US poultry products will return soon to Korean commissaries
American eggs and uncooked poultry products will start returning to commissary shelves in South Korea by late August, according to the Defense Commissary Agency.
U.S. poultry hasn’t been sold at commissaries on the peninsula since December 2014, when South Korea imposed an embargo after avian influenza was detected in chickens in California and Oregon.
“This is welcome news for everyone associated with commissaries — customers and employees alike,” said Wayne Walk, DeCA’s zone manager in Korea. “We’re working with our suppliers to get frozen thighs, breasts, wings and whole chickens, eggs and other uncooked poultry products from the U.S. into stores as quickly as possible. We expect U.S. poultry to be fully stocked again by the end of September.”

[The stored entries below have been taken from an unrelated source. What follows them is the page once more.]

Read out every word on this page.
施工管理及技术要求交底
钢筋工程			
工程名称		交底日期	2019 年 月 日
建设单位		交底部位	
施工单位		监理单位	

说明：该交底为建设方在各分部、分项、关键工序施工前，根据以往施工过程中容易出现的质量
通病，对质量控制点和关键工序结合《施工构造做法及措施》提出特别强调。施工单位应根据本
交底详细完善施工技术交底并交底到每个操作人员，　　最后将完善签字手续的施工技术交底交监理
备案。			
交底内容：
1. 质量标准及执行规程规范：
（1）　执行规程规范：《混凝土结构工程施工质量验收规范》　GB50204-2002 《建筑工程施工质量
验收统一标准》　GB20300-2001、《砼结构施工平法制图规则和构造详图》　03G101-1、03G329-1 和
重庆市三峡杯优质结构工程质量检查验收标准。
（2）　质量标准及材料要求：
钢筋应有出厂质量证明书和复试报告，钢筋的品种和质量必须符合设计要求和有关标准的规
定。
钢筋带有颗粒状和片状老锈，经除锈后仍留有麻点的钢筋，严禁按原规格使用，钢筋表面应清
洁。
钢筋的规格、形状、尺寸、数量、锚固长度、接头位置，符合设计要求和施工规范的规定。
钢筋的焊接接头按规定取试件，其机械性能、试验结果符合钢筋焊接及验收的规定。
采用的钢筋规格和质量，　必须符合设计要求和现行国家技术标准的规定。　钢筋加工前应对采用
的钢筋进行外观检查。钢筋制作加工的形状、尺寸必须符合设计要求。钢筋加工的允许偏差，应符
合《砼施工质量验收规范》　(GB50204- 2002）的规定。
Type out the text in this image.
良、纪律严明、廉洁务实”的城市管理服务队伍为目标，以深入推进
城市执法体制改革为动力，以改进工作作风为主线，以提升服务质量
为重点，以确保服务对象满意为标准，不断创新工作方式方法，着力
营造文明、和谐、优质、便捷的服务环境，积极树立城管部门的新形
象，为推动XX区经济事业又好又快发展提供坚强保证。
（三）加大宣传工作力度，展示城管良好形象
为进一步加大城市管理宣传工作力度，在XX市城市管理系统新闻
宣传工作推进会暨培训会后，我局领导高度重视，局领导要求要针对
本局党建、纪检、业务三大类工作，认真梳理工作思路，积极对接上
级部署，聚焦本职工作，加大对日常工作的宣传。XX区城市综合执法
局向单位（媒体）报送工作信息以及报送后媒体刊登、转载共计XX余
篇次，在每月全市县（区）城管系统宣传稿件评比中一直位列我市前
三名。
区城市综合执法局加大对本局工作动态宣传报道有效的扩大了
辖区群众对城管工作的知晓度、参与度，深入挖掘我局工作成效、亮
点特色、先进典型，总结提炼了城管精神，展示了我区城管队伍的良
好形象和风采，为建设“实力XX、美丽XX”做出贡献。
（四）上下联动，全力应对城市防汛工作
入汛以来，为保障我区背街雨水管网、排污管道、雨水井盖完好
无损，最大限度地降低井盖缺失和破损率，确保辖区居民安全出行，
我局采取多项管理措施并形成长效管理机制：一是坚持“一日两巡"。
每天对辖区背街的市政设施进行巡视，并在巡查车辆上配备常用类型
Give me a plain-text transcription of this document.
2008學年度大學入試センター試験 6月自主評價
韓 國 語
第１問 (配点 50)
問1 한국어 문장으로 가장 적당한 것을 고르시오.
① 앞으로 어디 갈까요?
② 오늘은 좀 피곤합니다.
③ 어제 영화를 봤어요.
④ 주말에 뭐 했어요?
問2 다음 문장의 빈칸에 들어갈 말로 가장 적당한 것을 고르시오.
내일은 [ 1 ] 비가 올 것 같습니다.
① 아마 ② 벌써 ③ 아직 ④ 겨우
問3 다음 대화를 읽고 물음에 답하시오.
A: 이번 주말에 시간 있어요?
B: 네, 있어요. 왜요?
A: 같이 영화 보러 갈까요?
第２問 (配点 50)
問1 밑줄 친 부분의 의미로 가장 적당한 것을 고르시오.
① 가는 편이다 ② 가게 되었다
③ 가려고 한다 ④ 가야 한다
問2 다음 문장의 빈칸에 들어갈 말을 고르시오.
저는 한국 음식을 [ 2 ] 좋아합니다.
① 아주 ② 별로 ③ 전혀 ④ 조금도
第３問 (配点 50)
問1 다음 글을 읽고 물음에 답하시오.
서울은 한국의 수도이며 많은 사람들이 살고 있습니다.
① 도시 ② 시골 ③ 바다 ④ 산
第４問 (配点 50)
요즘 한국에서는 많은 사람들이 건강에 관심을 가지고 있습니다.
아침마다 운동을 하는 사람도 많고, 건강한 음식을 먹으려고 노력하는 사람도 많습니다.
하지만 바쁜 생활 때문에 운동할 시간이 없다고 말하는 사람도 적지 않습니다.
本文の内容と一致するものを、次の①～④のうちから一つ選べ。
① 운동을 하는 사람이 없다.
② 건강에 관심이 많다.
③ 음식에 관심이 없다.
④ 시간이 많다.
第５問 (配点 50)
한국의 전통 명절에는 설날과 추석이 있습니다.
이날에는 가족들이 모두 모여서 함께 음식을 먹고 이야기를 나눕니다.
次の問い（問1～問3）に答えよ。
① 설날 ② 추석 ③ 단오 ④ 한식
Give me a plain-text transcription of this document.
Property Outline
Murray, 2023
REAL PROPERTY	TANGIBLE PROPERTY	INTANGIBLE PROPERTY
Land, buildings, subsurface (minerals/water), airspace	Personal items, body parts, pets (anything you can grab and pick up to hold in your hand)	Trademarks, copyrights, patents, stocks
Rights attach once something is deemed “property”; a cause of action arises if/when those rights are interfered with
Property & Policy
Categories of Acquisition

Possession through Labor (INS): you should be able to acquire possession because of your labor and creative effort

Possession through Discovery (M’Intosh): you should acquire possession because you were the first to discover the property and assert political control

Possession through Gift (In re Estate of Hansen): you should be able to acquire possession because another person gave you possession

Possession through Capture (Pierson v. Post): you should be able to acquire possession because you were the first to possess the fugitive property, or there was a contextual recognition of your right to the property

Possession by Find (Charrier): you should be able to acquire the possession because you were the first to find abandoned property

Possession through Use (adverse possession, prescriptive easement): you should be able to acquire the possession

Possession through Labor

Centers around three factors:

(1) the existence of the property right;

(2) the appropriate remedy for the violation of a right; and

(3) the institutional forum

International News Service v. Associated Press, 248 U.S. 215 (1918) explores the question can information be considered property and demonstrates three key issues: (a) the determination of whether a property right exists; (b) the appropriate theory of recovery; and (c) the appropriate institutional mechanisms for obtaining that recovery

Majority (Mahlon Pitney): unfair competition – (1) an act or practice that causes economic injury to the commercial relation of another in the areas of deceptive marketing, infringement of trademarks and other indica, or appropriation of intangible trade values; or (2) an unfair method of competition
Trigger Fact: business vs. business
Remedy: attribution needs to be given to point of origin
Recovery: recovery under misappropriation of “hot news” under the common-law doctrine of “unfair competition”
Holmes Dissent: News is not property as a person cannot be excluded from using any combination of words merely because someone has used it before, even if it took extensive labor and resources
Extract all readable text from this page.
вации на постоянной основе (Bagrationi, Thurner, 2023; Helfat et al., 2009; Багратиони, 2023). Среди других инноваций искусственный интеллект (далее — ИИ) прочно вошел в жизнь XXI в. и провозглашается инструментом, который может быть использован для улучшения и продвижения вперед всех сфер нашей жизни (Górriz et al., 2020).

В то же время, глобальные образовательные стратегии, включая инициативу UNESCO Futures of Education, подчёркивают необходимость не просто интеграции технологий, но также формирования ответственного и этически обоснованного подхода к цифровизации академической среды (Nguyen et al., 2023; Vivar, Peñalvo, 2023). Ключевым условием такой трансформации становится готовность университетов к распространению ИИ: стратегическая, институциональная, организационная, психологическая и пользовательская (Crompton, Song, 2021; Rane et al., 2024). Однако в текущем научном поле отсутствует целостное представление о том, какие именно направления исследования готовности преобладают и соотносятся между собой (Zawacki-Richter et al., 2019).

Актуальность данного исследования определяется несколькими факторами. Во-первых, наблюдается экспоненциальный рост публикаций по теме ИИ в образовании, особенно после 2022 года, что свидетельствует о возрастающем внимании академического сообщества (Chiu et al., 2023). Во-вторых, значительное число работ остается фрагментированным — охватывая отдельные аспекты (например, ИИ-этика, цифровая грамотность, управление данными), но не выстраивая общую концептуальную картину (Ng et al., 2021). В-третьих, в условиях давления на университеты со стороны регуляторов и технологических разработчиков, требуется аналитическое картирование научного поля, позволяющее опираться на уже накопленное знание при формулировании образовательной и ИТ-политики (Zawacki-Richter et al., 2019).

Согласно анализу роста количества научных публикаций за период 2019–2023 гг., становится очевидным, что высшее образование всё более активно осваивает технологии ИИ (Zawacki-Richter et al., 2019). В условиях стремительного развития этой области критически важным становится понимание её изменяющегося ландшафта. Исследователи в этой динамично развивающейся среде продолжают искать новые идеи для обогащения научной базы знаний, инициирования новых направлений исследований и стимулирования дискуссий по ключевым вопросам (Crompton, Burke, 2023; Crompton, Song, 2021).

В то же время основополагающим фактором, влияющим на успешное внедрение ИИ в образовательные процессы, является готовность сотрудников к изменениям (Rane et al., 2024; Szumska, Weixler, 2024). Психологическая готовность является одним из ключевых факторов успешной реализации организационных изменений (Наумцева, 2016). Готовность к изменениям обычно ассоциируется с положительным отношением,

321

During the embargo, commissaries sold fresh Korean eggs and poultry and frozen Australian chicken. Commissaries will continue to stock locally sourced eggs along with frozen products from the U.S., the DeCA statement said.
However, commissary shoppers still won’t be able to buy U.S. turkeys this holiday season, DeCA officials said.
“Turkey suppliers required orders placed by the beginning of April,” said Jack McGregor, DeCA’s Pacific Area logistics chief. “We ordered turkeys in April from our known and reliable supplier in Australia that produces the Steggles brand.”